Juana Valdés: The color of clean

August 31, 2016
Juana Valdés: The color of clean
08/31/2016
By Jennifer Levin

"You can come to almost any country and go clean someone’s house. When you go into the workforce, the ability to be a domestic worker or cleaning lady is a very important means of survival. In the United States, there’s a history of maids putting their kids through college,” Juana Valdés told Pasatiempo, explaining a thematic aspect of Colored China Rags, one of two pieces she is exhibiting at SITE Santa Fe. The rags are made from bone-china slip, into which Valdés dunked fabric that she then shaped, dried, and fired in a kiln. The collection of six bone- china rags in SITElines is a selection from a larger project that connects the ideas of domestic work, skin color, motherhood, and caretaking.

Valdés is Afro-Cuban. Her family moved to the United States in 1971; she grew up in Miami and later moved to New York City, where she lived for 20 years before teaching at a university in Florida. She now teaches at the University of Massachusetts Amherst. At a residency in 2012 at the European Ceramic Work Centre in the Netherlands, pursuing her interest in pigmentocracy — the tendency to discriminate against people with darker skin tones, even within communities of color — she developed a way to add pigment to bone china, which tends to be white or pale gray.
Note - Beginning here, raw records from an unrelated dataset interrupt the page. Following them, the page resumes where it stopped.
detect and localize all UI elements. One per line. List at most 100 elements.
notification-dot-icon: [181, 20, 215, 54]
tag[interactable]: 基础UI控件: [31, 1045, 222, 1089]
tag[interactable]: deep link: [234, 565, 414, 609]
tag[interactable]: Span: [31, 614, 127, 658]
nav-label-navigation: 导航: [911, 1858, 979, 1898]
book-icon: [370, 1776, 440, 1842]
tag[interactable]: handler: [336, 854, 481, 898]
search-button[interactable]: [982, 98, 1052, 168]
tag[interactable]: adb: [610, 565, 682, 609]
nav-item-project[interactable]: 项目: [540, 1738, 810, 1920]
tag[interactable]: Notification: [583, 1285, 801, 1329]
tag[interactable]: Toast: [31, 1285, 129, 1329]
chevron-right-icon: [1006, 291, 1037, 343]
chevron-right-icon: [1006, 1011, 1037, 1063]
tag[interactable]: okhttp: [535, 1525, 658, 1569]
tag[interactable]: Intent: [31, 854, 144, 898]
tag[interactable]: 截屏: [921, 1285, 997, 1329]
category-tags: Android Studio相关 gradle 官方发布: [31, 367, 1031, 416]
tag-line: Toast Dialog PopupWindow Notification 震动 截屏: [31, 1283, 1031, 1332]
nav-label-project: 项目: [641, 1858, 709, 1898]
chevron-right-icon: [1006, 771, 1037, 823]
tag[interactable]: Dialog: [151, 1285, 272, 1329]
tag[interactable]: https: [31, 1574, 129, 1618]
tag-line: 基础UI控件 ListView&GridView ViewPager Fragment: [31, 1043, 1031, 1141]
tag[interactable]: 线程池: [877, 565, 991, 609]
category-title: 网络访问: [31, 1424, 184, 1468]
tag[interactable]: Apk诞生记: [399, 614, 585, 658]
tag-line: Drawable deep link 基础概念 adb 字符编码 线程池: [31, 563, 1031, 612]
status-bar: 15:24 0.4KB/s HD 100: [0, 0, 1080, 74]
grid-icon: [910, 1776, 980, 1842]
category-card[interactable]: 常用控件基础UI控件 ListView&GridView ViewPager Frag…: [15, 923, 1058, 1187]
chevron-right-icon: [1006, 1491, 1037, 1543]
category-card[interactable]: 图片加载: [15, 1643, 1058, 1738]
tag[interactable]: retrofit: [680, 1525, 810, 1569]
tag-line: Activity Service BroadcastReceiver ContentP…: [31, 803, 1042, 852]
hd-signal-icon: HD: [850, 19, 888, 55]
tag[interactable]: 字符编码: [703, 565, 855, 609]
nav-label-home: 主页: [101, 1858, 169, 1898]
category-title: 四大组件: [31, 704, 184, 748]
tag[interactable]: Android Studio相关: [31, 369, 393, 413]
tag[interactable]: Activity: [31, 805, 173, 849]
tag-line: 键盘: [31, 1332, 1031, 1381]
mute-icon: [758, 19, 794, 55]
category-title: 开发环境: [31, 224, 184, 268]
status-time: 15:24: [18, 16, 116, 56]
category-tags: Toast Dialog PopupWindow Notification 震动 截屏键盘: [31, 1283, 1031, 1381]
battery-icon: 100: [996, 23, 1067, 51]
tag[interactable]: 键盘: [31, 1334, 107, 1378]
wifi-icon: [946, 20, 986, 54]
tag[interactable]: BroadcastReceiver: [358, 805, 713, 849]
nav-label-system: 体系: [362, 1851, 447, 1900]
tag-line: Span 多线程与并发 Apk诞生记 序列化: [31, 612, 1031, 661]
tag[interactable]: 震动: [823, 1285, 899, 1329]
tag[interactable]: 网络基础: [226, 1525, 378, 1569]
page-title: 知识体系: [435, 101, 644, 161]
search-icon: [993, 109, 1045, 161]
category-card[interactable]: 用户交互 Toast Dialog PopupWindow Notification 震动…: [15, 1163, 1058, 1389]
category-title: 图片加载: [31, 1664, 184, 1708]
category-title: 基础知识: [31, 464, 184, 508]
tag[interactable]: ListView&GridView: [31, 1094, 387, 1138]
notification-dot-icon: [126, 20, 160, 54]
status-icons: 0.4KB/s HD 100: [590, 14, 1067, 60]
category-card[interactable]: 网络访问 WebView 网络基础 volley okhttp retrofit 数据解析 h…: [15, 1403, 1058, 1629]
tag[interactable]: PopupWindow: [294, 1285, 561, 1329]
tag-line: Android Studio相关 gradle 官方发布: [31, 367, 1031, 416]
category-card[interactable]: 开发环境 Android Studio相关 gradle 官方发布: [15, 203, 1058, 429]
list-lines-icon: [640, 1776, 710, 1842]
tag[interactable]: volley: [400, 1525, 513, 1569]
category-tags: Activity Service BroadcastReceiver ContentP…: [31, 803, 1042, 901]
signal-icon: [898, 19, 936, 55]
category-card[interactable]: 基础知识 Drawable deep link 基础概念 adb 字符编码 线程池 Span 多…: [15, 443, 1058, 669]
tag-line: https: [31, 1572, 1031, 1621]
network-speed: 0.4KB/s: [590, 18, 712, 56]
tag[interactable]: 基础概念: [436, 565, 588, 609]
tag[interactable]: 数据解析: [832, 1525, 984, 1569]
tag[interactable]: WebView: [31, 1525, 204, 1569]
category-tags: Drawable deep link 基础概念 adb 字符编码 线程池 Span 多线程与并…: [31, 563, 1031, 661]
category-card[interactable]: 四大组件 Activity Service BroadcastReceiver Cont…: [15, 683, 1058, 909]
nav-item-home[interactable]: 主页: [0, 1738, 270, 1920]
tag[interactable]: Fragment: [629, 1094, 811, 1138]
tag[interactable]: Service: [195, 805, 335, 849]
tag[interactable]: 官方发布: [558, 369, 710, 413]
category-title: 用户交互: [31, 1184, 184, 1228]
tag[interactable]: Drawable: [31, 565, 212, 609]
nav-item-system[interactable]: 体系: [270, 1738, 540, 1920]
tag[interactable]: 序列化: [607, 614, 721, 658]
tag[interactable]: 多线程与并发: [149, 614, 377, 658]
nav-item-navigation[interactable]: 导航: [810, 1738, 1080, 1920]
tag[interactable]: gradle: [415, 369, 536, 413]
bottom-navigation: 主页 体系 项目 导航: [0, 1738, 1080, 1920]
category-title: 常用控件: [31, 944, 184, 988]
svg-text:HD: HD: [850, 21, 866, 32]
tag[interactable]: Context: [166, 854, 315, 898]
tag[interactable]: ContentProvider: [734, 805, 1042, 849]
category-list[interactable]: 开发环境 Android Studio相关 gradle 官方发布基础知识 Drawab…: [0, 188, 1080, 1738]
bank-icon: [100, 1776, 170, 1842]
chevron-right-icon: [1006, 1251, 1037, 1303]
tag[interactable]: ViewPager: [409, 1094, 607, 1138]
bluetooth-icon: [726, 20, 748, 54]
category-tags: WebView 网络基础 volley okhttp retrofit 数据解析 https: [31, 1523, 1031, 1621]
“Anywhere you go from light to dark, the darker-skinned people are discriminated against,” she said. “This happens in China, this happens in India, this happens in Italy, between northern Italians and southern Italians. With light skin you can work in the front of the restaurant, but with dark skin you work in the kitchen. If you’re from the islands, it has the added idea of social class. My work looks at how much of that comes along when you migrate to another country, and what stays behind.” Sometimes pigment is added to make the bone china black, red, or blue, but Valdés was after subtler gradations. Through a process of trial and error, she came up with dozens of shades. The finished cleaning rags, which at first appear to be fabric carelessly draped on hooks, are precisely draped pieces of ceramic that recall the folds of clothing and drapery in Renaissance-era paintings.

Valdés’ second piece in SITElines is Pulling at Me — a Thread, 2015, a series of nine wooden panels on which she manipulates the phrase “It’s about hanging by a nail, by a thread, by the skin of your teeth,” until only “It’s your skin” remains. “It’s the same words, but I’m editing and recontextualizing language until I can make it say whatever I want it to say. I’m dealing with the situation that is unseen, that is more psychological.” The words, which were generated by a laser engraver, are difficult to read because they are white on a white background, slightly textured and raised, to imitate the scarification of skin. “You’ll want to touch it,” she said.